Chor III, 1. – Walder und dem vor Liebeskummer untröstlichen August erzählt Eduard, daß er die Wachsfigur stehlen will, die seinen Vater darstellt, weil er der Überzeugung ist, daß sein Vater ihm dann vergeben und seine Schulden bezahlen wird. Flint soll ihm bei diesem Plan helfen. August ist todunglücklich, weil Louise von ihm verlangt, daß er Amalie heiratet, obwohl sie selbst August liebt. Aus Rücksicht auf Amalie weist Louise August immer wieder ab. Gundlhuber erscheint mit der ganzen Familie in Madame Stolls Wohnung in Hietzing. – Lied Gundlhuber III, 8 (R: „Wenn man reden wollt, ließ sich gar viel drüber sagn.“). – Gundlhuber findet zunächst überhaupt keinen Gefallen an der Wohnung, weil er unbedingt in die Nähe von Madame Chaly ziehen möchte.

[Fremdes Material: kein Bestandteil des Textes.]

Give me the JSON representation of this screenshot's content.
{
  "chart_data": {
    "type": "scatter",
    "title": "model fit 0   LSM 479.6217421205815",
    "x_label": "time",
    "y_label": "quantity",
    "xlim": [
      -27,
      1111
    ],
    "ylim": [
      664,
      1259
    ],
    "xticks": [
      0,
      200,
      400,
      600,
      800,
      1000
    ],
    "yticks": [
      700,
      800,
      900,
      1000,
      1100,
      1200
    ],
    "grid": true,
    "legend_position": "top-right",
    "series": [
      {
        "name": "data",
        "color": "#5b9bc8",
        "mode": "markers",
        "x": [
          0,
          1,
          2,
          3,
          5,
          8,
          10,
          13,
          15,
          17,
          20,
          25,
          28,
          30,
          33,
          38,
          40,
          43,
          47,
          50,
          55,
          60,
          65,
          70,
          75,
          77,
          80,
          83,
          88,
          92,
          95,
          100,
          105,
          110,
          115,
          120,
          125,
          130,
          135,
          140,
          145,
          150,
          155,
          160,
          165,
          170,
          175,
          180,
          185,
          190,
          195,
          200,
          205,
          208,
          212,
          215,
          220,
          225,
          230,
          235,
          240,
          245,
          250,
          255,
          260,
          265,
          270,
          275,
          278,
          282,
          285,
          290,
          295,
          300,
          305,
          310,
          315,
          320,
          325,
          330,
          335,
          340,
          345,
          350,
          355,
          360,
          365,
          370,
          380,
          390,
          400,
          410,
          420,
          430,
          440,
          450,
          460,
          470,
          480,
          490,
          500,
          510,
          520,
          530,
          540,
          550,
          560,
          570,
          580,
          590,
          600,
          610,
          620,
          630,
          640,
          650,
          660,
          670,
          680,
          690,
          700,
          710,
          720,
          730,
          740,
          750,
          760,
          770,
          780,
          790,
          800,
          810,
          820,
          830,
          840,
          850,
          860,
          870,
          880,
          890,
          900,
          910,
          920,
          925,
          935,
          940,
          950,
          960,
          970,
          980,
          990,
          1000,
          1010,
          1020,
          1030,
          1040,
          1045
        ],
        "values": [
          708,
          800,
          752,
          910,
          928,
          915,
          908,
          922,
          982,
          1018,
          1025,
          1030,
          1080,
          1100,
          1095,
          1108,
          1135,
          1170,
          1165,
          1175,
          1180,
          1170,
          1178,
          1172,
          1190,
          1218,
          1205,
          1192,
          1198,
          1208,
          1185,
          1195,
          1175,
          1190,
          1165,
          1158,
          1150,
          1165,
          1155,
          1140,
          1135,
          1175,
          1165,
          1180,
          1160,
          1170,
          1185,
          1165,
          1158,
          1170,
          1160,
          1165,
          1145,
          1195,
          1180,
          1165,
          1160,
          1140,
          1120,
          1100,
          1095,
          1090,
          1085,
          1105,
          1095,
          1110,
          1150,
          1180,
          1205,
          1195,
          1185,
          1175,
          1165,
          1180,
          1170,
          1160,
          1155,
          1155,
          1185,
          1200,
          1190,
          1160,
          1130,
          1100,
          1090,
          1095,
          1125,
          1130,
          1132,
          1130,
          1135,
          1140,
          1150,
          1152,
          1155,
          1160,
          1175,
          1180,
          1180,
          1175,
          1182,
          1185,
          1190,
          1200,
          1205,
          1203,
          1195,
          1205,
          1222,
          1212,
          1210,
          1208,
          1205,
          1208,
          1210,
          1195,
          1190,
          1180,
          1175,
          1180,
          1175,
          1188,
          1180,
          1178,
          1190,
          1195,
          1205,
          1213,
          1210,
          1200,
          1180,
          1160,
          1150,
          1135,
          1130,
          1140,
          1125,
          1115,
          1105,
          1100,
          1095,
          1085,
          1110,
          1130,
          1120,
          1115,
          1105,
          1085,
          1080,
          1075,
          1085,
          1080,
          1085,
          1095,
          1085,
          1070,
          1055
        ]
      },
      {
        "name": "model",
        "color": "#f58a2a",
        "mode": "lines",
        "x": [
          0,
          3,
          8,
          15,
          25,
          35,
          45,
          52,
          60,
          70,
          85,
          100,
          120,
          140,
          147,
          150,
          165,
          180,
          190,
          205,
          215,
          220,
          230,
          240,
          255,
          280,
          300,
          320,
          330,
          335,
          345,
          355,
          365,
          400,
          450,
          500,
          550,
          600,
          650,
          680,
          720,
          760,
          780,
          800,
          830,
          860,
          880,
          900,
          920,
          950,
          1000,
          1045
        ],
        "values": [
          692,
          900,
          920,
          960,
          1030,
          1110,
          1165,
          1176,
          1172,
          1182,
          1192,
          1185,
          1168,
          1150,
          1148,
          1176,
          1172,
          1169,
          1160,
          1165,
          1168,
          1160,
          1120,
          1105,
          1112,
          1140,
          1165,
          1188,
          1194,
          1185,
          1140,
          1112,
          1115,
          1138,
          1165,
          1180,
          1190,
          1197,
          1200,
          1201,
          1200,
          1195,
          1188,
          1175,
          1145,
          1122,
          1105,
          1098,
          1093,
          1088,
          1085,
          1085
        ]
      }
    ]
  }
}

Er ändert seine Meinung jedoch, als er hört, daß der Garten direkt an den Garten von Madame Chaly stößt. Kunigunde scheint dieser Sinneswandel sehr verdächtig. Auch Amalie kommt Augusts Betragen sonderbar vor. – Terzett Gundlhuber, Cajetan, Lisette III, 20: Lisette soll Madame Chaly eine verliebte Botschaft von Gundlhuber bringen. Cajetan glaubt, Lisette wollte ihn mit Gundlhuber betrügen. Zunächst unbemerkt, holen Eduard, Flint und zwei Gesellen besagte Wachsfigur aus Madame Chalys Haus und werfen sie, von Cajetan beobachtet, in einen Brunnen. Cajetan glaubt, einen Mord gesehen zu haben. Die Polizei wird verständigt und verhaftet Gundlhuber, der am Brunnen, vor einem durch Lisette vermittelten Treffen mit Madame Chaly, Wasser schöpfen will. Umgehend erzählt Cajetan Louise und Amalie von der angeblichen Mordtat. Die beiden befürchten das Schlimmste, weil Cajetan behauptet, Eduard erkannt zu haben. Sie glauben, es sei zum Duell zwischen Eduard und August gekommen, doch im nächsten Moment erscheint August unversehrt. Louise, die zuvor ihren Schmerz kaum verbergen konnte, sinkt ihm in die Arme. Amalie durchschaut die Situation sofort. Eduard erscheint und erklärt, was geschehen ist, worüber Wohlschmack entzückt ist. Sogleich will er alle Schulden seines Sohnes bezahlen. Eduard bittet Amalie, ihn zu heiraten. Sie ist einverstanden und muß einsehen: „Ich hätte glauben sollen und nicht prüfen, denn selten gibt’s ein Glück, das nicht in Schaum zerfließt, wenn man es zu genau ergründet.“ Da Eduard und Amalie nach ihrer Hochzeit in der Wohnung von Madame Stoll wohnen werden, braucht Gundlhuber nun keine neue Bleibe mehr. – Schlußgesang Chor mit Gundlhuber III, 30.